Direct Object Reference Exploitation

This is a tool used to exploit IDOR vulnerability in an automated manner (This is just a PoC, this tool might be ported to any other language). Now, what do I mean by automated? It can exploit IDOR vuln. like a boss! Eventhough there are a few limitations with this too.

• This section will have an update soon, but anyways this tool requires you to understand python so you can actually start using it right away with the help of script.py and Doc-strings.

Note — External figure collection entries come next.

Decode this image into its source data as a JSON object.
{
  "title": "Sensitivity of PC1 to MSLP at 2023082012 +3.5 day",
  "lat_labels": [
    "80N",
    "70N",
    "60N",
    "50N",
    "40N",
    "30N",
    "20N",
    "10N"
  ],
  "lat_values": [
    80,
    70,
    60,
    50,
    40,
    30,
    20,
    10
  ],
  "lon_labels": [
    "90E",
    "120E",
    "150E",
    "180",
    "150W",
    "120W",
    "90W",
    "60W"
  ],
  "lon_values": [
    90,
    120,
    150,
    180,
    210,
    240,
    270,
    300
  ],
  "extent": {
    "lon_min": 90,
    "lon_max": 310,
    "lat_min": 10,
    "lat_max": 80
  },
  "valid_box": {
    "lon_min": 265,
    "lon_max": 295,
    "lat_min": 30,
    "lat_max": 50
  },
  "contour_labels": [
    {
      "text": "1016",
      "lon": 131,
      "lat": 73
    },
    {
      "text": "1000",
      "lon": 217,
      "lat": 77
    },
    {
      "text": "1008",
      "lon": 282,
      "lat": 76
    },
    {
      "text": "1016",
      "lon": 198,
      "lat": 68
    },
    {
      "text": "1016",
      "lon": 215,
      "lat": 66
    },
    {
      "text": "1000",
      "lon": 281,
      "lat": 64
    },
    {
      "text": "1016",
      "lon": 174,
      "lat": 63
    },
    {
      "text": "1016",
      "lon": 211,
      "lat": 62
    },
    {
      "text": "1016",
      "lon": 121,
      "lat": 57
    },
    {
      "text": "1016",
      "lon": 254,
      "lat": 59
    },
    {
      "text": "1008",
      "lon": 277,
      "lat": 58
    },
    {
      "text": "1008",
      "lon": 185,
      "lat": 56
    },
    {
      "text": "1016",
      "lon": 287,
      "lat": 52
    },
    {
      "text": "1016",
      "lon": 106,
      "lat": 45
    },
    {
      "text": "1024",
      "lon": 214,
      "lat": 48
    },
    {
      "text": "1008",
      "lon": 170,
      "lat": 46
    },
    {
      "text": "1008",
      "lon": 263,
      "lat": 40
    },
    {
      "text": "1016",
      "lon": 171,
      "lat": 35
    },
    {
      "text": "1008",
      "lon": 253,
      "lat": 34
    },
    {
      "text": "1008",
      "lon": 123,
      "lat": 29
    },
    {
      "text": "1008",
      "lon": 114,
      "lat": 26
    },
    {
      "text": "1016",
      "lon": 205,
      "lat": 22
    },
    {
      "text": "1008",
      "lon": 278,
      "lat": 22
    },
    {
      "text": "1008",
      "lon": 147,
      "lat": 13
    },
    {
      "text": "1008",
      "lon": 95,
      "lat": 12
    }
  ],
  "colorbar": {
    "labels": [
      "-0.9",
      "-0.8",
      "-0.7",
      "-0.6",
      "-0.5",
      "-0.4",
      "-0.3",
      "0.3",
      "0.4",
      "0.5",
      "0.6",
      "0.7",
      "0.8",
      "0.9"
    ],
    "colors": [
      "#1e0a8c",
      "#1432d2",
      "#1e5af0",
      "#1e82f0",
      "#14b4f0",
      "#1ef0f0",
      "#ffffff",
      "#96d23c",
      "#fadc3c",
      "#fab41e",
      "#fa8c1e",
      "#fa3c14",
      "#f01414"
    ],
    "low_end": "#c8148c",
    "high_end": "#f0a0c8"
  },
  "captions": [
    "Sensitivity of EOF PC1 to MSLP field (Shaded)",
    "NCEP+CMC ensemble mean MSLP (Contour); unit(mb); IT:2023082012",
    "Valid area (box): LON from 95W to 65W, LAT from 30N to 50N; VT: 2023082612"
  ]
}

• Uses TOR by default. (local socks5 proxy as a Tor gateway)
• Has got a really useful function (get_max_id) which basically can obtain max ID from the endpoint. (last/final numerical id)
• A cool UI and animations during the exploitation duration. Just try using it!
• Doc-strings to understand what what does the function actually does.
• Can be used to do perform other web explaitation tasks over Tor network, all thanks to awesome functions like request, match. These functions might look normal, but these are really powerful stuff.

• Currently supports numeric field (animations, and get_max_id)
• Needs refactoring since it does not follow a few good practices.

• Adding binary search method for the function get_max_id

Note: A few functions might not work with OSX directly, working on get_max_id and then will start to work to port the code to be usable with OSX.

Will write this soon, but you may try to check by reading script.py out. And, peeking at the docstrings.